Of course, that meant me.
“A long, long time ago, when I first started out, someone used an analogy to explain it to me. Um, wait a sec, I kind of forgot how it goes. It was, um, something like, there’s a big fire, and, I think, like, there are people in the fire, and—”
Alwey loudly cleared his throat, interrupting her increasingly incoherent ramble. He hadn’t inserted himself into the conversation before now, but he had surely been listening.
“Allow me to relay what she was intending to say.” His voice was tinged with exasperation.
“I’m pretty sure I wasn’t that far off, but fiiiiiine. I guess you can tell him, Alwey.”

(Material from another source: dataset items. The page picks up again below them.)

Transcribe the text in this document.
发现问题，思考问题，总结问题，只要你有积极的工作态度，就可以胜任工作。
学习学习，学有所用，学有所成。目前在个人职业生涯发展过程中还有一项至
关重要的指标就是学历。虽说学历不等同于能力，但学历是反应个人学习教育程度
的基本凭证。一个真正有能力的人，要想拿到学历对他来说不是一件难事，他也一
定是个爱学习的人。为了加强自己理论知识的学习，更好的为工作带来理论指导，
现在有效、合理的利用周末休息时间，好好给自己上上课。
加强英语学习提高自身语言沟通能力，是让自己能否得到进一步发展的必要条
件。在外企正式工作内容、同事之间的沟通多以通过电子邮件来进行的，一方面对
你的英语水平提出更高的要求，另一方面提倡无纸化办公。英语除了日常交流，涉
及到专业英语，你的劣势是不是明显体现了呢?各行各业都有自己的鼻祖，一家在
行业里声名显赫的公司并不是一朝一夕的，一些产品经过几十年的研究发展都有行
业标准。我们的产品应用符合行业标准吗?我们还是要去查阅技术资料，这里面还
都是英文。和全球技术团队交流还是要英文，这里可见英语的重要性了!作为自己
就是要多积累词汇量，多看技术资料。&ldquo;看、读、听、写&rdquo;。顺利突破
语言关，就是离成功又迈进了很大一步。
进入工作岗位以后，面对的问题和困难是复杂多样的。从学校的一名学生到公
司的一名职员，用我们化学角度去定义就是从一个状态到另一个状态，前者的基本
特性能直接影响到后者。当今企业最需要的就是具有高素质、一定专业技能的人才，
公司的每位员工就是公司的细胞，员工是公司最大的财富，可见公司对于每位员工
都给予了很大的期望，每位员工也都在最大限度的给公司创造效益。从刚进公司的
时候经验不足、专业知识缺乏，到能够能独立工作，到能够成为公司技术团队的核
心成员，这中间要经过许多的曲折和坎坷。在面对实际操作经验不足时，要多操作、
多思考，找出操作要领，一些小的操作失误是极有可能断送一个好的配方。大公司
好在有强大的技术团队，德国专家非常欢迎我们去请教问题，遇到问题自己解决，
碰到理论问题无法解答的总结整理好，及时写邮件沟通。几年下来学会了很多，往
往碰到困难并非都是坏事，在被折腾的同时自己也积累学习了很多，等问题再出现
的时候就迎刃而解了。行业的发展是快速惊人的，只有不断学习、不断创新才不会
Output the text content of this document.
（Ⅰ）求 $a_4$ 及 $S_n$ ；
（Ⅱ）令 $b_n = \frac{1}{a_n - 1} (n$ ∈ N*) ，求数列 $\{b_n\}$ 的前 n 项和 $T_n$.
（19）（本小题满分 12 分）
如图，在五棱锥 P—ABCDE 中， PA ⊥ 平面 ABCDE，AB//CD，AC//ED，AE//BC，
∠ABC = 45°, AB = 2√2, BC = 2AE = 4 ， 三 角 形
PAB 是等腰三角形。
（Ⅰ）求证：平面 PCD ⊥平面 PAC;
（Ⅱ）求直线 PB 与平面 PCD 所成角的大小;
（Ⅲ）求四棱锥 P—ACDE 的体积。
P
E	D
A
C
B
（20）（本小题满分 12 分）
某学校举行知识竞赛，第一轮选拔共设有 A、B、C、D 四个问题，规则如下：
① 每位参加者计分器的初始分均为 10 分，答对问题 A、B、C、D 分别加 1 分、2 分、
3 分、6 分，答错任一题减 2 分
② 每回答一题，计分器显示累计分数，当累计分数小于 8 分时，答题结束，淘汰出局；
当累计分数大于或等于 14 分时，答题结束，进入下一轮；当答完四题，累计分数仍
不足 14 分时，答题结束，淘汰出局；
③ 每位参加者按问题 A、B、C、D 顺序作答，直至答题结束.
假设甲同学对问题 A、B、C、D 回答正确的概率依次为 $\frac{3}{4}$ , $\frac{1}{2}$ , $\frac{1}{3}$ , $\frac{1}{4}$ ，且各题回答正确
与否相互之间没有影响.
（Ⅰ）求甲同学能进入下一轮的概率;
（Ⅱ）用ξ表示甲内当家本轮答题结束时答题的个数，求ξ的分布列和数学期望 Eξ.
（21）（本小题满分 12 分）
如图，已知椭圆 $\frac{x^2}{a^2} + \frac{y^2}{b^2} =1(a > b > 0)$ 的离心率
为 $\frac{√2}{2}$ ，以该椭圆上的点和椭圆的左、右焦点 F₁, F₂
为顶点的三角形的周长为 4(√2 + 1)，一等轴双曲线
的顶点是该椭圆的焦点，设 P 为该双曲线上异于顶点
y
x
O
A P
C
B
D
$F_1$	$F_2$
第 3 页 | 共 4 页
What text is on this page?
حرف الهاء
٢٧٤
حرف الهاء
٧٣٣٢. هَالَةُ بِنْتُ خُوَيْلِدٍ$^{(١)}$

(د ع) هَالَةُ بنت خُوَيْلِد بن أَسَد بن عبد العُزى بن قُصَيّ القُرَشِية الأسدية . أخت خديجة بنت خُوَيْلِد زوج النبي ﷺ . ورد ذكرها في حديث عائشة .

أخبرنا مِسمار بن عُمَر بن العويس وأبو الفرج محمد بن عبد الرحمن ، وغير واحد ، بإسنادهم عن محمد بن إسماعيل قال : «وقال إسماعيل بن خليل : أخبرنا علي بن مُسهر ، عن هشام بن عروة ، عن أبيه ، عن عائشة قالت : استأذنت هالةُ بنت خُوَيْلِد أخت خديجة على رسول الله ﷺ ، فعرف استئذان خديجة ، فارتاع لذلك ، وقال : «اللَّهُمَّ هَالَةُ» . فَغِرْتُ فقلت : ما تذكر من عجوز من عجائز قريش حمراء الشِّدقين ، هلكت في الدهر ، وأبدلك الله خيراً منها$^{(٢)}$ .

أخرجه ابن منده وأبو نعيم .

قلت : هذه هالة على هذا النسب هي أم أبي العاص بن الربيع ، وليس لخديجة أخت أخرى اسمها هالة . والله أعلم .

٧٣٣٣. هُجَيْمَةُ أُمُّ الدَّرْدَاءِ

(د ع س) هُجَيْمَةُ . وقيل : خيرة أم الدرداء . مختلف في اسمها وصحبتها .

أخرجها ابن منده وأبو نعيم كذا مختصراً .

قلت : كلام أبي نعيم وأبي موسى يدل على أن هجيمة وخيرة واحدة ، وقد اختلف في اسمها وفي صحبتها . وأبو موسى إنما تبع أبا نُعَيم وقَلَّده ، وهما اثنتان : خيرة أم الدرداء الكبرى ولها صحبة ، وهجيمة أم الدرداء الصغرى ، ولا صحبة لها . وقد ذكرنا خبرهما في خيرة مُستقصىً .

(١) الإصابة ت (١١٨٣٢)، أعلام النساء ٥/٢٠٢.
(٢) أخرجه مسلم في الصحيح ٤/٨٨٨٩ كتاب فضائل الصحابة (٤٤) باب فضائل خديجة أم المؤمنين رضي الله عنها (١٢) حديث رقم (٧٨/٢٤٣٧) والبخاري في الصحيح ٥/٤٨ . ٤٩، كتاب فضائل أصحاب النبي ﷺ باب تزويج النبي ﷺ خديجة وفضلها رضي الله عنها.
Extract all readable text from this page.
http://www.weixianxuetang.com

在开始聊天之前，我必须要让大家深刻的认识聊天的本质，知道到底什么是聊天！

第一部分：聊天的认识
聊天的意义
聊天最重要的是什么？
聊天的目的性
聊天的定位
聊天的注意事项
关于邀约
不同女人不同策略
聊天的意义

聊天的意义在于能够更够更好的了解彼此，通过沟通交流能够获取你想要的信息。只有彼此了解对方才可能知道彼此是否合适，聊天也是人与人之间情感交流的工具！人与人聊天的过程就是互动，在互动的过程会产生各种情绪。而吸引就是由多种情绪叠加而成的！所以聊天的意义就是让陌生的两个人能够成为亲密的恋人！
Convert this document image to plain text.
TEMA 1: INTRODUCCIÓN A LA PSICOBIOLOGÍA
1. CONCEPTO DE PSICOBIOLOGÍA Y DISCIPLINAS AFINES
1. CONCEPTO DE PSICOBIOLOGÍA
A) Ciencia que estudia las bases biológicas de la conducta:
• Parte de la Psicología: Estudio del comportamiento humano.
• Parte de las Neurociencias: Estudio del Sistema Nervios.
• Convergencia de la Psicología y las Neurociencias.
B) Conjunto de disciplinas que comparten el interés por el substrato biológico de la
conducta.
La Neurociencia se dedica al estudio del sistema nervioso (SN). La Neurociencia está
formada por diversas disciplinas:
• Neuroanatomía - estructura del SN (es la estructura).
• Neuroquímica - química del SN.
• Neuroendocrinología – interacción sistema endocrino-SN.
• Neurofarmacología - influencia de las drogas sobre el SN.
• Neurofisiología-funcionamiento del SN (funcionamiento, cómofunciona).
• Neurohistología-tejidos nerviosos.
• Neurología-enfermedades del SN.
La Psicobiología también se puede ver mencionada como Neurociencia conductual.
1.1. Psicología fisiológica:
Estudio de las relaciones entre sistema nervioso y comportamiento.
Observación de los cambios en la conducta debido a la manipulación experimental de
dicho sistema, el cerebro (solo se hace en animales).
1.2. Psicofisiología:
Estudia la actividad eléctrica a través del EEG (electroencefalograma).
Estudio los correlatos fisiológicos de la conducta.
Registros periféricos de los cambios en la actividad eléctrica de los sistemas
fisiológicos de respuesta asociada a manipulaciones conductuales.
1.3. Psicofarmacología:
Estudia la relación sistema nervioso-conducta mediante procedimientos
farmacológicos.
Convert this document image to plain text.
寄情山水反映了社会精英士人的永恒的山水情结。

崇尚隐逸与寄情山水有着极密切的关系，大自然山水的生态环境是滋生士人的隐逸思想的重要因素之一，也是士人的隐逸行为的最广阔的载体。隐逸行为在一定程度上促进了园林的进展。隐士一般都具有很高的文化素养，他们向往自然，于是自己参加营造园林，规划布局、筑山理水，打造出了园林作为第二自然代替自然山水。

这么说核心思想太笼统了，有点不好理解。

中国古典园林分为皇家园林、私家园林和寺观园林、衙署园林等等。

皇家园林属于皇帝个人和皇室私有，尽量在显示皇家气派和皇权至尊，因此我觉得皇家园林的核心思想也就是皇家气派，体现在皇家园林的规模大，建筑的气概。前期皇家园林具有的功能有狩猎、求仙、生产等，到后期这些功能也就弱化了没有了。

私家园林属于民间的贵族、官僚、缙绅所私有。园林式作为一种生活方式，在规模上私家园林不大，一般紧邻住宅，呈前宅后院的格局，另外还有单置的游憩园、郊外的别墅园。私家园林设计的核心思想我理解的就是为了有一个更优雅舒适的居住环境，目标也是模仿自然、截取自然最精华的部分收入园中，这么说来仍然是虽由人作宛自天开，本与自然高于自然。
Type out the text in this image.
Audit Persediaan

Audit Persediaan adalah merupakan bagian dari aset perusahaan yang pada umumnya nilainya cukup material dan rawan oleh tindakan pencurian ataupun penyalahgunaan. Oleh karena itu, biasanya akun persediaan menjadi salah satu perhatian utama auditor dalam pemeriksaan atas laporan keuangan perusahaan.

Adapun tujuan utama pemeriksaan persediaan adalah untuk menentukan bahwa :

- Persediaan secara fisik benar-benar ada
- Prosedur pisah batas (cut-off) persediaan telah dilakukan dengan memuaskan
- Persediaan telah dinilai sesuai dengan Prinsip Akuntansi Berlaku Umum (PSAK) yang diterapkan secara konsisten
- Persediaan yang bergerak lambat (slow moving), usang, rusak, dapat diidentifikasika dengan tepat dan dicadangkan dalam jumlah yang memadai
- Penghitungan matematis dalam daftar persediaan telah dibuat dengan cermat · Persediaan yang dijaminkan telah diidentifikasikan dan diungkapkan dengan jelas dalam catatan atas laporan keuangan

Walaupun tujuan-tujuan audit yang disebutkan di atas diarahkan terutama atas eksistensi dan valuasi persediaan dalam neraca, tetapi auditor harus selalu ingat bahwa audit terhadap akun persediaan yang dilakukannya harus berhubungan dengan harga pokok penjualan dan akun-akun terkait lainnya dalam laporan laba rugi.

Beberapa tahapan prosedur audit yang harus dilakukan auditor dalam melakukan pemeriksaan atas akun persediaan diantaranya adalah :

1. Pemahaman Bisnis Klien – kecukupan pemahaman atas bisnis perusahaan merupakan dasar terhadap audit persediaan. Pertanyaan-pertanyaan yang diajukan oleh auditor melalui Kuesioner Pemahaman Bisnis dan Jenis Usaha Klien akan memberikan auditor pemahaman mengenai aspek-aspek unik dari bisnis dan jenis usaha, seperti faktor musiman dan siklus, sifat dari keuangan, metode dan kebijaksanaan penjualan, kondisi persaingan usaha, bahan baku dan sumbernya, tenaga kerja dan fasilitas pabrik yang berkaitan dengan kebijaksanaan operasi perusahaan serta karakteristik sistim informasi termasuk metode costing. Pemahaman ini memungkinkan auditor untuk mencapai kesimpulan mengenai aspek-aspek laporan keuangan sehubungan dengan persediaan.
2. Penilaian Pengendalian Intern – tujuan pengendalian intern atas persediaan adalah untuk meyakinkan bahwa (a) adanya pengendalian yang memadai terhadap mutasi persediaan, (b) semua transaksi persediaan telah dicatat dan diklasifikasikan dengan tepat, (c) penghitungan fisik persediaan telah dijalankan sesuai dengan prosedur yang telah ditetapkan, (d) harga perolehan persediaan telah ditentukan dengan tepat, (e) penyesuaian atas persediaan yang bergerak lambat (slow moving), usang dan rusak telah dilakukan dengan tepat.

As if he knew the whole thing by heart, he began succinctly explaining the setup without a single pause before, after, or during. “Imagine a small fire—this represents the wound on your body. Then, imagine yourself standing before the fire, holding a bucket of water—this bucket represents your soul, and the water within it, your pool of spiritual energy. For a Chain as old as Selina—”
“Don’t call me old!” Selina pouted and squeezed Alwey even harder than she had previously. His face twisted in pain briefly before she eased her grasp.
“You and your double standards,” he quietly mumbled in annoyance, before quickly getting back on track as if nothing happened. It was either a testament to his resilience or to how badly Selina had him wrapped around her finger. Probably both.
“As I was saying, for a Chain as skilled as Selina, the process of extinguishing the flame—in other words, mending the wound—is as simple as pouring the proper amount of water onto it. Neither an insufficient nor excessive amount, but precisely enough to quench the flame. For a Chain as inexperienced as you, however, the scenario differs slightly. Imagine the same situation, except you are blindfolded. Unless proper caution is exercised—”
It was clear to me where this was going, so I cut him off and finished the statement. “—I’ll waste a lot more ‘water’ than I need to. Worst case scenario, I’m guessing I could use all of it without even putting the fire out.” In other words, I could easily waste everything in a panic and die.
My interruption was probably rude, but I wasn’t in a good enough mood right now to care about how impolite I was being. Alwey didn’t scold me or anything for it; he simply nodded with a solemn look on his face—though I supposed that look was the norm for him.
“What’s super-duper extra important to remember, Laynie, is that you need to stay focused. If you let your emotions go haywire—if you throw the water around carelessly—that’s when it could be deadly. I know it’ll be hard to ignore the pain, but if you can fight through it, calm down, and focus, then even if something terrible happens, you’ll still be fine.”
Right. It’s not like I’m any more fragile than a regular human, just a little different. And besides, it’s the exact same as manifesting anything else. If I concentrate, I can do it.
I’ll be fine. I’ll be fine. I’ll be fine.
I. Will. Be. Fine.
For the first time since I’d begun talking with Selina, Lucia added something. “Remember, Layn, this only matters in the event of catastrophe. I will have your back, and you have trained extensively for this moment. In all likelihood, we will come out completely unscathed.”
Even if it would’ve been a blatant lie, I would’ve preferred it if her reassurance came with a little more certainty than “in all likelihood”.